Grüne Gentrifizierung
Aufwertung in grün

Immobilieneigentümer*innen und die Stadtregierung argumentieren vermehrt ökologisch für ihre Aufwertungsprojekte. Hinter dem grünen Deckmäntelchen kommen jedoch die bekannten Mechanismen von Profitsteigerung, Standortwettbewerb und Verdrängung zum Vorschein.

Wenn sie im Namen von Nachhaltigkeit und Verdichtung öffentliche Räume und Siedlungen in Zürich erneuern, zeigt dies folgende Gesichter:

1. Öffentliche Grünräume und Verkehrsberuhigungen
Die Beruhigung der Weststrasse in Wiedikon hat Velowege und hübsche Begrünung mit sich gebracht. Die Stadtregierung wollte angeblich die Umgebung für die Anwohner*innen verbessern. Stattdessen wurde die proletarische Bevölkerung verdrängt. Im Quartier der einst dreckigen und lauten Weststrasse waren die Mieten tief. Von den neuen Velowegen profitieren aber hauptsächlich die Immobilienbesitzenden, die nun teure Sanierungen oder Neubauten durchsetzen. Das gleiche passiert bei der Aufwertung öffentlicher Parks wie dem Platzspitz. In den neuen, schicken Parks wird die Re- pression gegen alle verstärkt, die nicht ins aufgewertete Bild von oben passen. Schikanöse Polizeikontrollen und Videoüberwachung erschweren Obdachlosen, Drogenabhängigen, Jugendlichen, People of Colour, etc. den Zugang.

2. Veränderung der Angebote des Quartiers
Die Aufwertung tauscht neben den Bewohner*innen auch die Läden aus. Die Yuppies stehen auf nachhaltigen Konsum und Bioläden. Die ursprünglichen Bewohner*innen können sich nicht nur die Mieten sondern auch das Einkaufen in den teuren Läden immer weniger leisten. Dadurch müssen sie längere Wege zurücklegen.

3. Energetische Sanierungen und Ersatzneubauten
Durch Neubauten und Totalsanierungen soll Energie gespart und verdichtet werden. Gebäude können mit verschiedenen Öko-Labels zertifiziert werden, um das Nachhaltigkeits-Argument gezielt für Marketing und Wertsteigerung einzusetzen. Der Energieverbrauch pro Fläche nimmt zwar ab und die bauliche Dichte zu. Geschwiegen wird jedoch darüber, dass die neuen, reicheren Bewohner*innen halt viel mehr Wohnfläche pro Person beanspruchen. Schliesslich wird weder Energie gespart noch verdichtet. Obendrauf wird durch die Verdrängung noch mehr Verkehr erzeugt. Die Verdrängten werden zu Pendler*innen aus der Agglo. An Stelle der abgerissenen günstigen Mehrfamilienmietwohnungen stehen nun Liegenschaften mit einem höheren pro-Kopf-Energieverbrauch.

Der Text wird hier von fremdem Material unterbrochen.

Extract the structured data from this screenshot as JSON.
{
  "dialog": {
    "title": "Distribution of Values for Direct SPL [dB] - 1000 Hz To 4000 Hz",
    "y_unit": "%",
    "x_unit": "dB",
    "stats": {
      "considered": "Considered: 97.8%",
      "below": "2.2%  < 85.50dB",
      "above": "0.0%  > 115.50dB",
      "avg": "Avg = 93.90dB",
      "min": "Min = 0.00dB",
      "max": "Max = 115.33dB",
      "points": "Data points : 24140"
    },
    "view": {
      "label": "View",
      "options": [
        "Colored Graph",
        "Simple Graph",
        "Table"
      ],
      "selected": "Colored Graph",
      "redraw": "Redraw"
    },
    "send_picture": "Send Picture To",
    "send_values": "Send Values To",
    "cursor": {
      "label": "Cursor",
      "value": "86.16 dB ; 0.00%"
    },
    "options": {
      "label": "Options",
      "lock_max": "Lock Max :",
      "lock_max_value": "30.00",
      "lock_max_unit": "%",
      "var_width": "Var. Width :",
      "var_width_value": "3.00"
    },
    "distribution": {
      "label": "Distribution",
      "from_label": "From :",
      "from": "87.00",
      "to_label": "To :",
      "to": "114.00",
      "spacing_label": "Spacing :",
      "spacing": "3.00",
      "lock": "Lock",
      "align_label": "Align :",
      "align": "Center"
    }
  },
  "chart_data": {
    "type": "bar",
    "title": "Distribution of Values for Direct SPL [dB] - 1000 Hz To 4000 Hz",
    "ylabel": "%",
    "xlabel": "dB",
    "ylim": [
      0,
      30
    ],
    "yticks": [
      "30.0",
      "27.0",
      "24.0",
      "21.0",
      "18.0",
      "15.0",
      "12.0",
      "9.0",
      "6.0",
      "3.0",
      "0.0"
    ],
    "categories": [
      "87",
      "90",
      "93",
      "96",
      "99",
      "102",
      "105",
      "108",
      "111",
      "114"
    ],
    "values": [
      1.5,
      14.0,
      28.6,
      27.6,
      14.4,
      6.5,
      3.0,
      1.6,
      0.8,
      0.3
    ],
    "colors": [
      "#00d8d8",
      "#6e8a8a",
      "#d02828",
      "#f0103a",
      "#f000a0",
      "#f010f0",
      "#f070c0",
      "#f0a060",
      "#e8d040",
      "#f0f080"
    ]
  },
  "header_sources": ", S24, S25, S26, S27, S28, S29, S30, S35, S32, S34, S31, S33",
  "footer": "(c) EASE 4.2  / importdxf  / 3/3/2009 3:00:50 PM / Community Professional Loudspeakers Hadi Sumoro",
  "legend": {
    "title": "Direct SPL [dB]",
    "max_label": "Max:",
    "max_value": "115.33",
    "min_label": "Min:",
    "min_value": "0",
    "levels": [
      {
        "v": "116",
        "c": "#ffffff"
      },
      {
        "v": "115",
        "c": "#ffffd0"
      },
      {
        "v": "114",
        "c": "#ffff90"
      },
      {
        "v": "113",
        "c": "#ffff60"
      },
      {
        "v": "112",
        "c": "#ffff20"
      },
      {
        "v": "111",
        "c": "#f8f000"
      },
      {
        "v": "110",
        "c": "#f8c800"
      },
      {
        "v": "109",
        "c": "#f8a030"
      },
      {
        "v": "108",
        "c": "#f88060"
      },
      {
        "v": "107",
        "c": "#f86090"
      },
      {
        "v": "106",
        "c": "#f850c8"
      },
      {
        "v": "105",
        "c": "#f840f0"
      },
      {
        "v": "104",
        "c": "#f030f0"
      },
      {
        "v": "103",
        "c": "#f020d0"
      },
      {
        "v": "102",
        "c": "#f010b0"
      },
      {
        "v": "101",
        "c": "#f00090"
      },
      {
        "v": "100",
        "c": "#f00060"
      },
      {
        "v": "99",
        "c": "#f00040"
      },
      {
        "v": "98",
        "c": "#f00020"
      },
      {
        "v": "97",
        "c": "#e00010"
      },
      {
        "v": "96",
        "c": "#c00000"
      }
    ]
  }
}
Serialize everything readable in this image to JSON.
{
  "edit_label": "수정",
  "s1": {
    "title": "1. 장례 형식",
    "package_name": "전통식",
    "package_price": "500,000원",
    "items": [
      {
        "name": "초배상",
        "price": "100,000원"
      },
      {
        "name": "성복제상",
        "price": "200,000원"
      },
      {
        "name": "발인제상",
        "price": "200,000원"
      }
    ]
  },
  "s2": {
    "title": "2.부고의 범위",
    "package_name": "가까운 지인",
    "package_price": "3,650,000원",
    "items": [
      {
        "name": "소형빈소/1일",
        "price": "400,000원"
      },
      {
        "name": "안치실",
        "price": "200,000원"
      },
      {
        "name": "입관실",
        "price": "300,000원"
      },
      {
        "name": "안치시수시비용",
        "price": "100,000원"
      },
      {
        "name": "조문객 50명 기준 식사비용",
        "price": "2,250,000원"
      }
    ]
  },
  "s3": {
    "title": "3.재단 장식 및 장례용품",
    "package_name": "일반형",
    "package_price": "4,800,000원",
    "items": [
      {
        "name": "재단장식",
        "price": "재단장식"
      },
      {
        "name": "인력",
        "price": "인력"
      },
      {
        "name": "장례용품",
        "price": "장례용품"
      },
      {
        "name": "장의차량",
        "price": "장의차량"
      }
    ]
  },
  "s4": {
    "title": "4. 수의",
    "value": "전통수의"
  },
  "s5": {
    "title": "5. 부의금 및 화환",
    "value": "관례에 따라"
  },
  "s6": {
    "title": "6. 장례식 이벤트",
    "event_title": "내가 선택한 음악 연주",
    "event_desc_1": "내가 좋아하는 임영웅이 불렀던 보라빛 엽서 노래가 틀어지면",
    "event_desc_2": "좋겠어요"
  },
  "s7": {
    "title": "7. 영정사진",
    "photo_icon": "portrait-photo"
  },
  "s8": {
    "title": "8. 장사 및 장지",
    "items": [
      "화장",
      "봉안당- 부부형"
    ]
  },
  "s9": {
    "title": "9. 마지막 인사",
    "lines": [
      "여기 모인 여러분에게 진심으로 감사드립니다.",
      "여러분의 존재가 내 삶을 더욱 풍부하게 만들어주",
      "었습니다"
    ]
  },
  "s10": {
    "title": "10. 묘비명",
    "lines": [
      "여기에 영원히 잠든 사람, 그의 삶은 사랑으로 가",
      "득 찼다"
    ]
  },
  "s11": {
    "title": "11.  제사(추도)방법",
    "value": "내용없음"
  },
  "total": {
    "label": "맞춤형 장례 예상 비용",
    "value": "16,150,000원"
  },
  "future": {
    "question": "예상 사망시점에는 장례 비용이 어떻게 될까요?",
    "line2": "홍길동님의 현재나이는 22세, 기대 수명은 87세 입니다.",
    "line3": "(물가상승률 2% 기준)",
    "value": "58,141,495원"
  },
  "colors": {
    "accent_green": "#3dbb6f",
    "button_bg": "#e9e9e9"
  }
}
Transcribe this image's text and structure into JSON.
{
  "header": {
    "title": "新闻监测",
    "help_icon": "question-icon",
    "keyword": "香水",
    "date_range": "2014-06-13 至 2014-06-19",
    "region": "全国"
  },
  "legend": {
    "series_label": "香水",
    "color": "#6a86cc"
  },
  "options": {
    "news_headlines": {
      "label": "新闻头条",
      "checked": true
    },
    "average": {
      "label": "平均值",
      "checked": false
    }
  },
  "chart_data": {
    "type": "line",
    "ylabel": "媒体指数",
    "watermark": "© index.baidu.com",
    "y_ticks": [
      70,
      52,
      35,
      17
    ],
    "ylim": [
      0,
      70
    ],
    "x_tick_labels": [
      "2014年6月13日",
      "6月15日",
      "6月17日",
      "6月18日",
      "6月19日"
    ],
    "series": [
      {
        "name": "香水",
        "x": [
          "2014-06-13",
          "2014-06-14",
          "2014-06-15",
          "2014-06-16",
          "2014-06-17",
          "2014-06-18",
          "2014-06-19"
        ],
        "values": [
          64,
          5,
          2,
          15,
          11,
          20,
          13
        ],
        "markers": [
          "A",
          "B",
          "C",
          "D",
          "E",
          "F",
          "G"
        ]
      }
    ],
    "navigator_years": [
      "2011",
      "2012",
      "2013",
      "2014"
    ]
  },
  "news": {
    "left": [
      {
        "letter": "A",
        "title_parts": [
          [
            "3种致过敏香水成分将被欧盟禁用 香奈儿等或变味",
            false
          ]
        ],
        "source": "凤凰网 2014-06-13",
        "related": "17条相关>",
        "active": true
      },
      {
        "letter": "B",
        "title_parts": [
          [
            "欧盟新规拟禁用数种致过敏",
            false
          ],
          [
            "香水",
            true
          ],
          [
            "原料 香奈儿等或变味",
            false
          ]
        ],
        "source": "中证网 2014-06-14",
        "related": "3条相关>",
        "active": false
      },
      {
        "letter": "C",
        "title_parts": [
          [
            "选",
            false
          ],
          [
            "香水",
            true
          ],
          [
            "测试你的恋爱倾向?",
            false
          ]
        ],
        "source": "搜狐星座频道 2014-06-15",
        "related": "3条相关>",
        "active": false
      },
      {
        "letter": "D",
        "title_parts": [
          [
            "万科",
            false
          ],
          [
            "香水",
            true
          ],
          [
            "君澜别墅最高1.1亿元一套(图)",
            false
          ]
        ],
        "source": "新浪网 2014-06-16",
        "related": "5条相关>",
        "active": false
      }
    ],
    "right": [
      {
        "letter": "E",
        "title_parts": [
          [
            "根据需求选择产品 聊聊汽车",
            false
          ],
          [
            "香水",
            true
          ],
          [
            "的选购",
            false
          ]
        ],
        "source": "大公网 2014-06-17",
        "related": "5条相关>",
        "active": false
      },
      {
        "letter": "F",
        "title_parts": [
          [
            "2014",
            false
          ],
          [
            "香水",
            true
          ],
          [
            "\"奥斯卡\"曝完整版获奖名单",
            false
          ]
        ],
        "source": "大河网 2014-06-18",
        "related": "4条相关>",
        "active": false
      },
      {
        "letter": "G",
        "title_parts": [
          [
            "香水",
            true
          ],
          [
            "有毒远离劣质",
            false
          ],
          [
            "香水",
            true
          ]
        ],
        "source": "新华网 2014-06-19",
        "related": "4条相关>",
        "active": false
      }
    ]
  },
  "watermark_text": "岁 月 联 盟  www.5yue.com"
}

Pärke, Velowege und energieeffiziente Gebäude wären auch für uns angenehmer als Strassenlärm und Abgase, aber im Kapitalismus ist dies wenigen vorbehalten und uns generell kein gutes Leben zugedacht. Das Phänomen grüne Gentrifizierung ist Teil der aufkommenden sogenannten grünen Wirtschaft bzw. grünem Kapitalismus. Neoliberale Krisenlösungen der herrschenden Klasse funkti- onieren immer weniger. Grüne Investitionen verhelfen dem Kapitalismus zu neuen Akkumulati- onsmöglichkeiten und neuer Legitimation. Und gleichzeitig rechtfertigen sie auch die verstärkte Einschränkung des Proletariats.

Es geht hier also nicht nur um Umweltfragen, sondern um Klassenfragen. Lassen wir uns von Aufwertung mit einem vermeintlich grünen Anstrich nicht täuschen! Die Aufwertung von oben dient weder uns noch der Umwelt, sondern einzig ihrem Profit. Nachhaltige, lebenswerte Städte bekommen wir nur, wenn wir uns den städtischen Raum aneignen und die Gestaltung der Stadt selbst in die Hand nehmen.